I don't know what happened to my original sobriety/recovery journal, but I will resume here for right now until I have time to write to Delphi or whatever. My other one stopped working about a week and a half ago.
It has been 10 days since my kidney surgery and today was the first day I felt "good" physically. I have had a lot of problems getting off the pain meds...........not problems with addiction but problems of withdrawel. The walls were changing colors and textures, I was seeing people who weren't there and talking to people who weren't there etc, etc. One night I got up to go to the bathroom and got lost in my home or at least I think I did, and when you live alone that can be a problem.
Anyway, all that is finally past and the good news is, as best they can tell, I am cancer free. I had a partial necrepathy (sp?) in which they robotically removed the tumor and surrounding area of my left kidney and they can find no other cancer.
We are still working on recuperating from concussion but that resumes next week.
It all seems so surreal. 3 months ago I was a member of a family which had hardly any cancer history in it's family tree. I had a really bad motorcycle accident and was told the same day that I had kidney cancer for which surgery is the only treatment. No chemo, no radiation; they won't work on it.

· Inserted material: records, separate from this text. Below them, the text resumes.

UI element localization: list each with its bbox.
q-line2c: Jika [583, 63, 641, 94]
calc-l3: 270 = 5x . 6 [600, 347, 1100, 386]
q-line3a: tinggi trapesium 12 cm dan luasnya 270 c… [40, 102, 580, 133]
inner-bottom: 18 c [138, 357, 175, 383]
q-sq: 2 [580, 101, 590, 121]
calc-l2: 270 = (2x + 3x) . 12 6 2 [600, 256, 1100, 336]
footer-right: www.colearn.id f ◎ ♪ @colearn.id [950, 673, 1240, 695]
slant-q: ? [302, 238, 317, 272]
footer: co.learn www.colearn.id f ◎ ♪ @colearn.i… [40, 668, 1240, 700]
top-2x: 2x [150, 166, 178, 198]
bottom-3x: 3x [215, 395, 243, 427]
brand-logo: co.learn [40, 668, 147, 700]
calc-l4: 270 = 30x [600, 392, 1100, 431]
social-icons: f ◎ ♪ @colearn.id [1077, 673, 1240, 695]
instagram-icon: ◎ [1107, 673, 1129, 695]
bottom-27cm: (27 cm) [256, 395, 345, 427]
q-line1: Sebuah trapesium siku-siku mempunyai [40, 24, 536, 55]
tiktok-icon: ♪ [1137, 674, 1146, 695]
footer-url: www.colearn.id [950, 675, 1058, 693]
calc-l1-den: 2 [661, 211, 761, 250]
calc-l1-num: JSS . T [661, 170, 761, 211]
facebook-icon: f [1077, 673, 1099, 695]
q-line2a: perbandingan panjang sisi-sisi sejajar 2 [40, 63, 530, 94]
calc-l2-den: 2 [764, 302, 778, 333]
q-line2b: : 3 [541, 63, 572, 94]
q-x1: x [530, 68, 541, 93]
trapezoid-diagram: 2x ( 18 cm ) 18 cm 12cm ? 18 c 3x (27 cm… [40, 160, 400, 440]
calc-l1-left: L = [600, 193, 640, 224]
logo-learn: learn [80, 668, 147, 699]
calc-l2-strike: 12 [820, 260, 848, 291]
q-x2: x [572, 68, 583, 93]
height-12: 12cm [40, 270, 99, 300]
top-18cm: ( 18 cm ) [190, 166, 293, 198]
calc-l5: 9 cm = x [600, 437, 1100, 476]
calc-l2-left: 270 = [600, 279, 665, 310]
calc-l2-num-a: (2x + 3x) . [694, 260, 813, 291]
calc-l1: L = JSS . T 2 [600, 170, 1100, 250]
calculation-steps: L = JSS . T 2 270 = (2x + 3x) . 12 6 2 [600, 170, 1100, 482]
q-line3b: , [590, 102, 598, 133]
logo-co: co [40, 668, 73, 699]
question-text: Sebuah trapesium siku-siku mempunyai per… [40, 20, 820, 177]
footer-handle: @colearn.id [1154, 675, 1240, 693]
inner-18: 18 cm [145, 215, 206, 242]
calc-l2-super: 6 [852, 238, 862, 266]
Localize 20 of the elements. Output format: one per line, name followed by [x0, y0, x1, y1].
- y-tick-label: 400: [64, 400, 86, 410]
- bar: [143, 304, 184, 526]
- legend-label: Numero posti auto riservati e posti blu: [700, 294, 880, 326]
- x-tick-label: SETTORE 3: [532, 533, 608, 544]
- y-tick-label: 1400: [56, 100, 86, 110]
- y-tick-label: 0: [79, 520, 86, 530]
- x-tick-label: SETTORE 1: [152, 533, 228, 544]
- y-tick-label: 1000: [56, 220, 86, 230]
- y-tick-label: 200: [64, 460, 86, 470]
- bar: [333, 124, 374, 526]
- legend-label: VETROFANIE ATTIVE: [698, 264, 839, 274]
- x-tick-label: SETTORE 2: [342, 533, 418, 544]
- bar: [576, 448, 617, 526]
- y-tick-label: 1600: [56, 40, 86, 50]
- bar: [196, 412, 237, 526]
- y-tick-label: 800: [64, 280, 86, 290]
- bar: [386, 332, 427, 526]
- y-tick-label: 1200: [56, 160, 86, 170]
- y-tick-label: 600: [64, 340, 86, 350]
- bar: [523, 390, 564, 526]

We either cut it out and get it all or you die.
Here I sit exactly three months to the day later and I am, if everything goes as predicted, or will be a cancer survivor.
But my whole mindset has sure changed in the last three days, since I got the latest test results. For almost three months of my life, my mind was obsessed with kidney cancer which was thrust upon me one sentence, "Rex, you have kidney cancer". In the last three days it is like it never happened.
I guess if you aren't an alcoholic you really don't think much about it. So many things in this world to occupy our thoughts.
I don't know what I just wrote or what it means but some of it seemed to make sense when I put it down.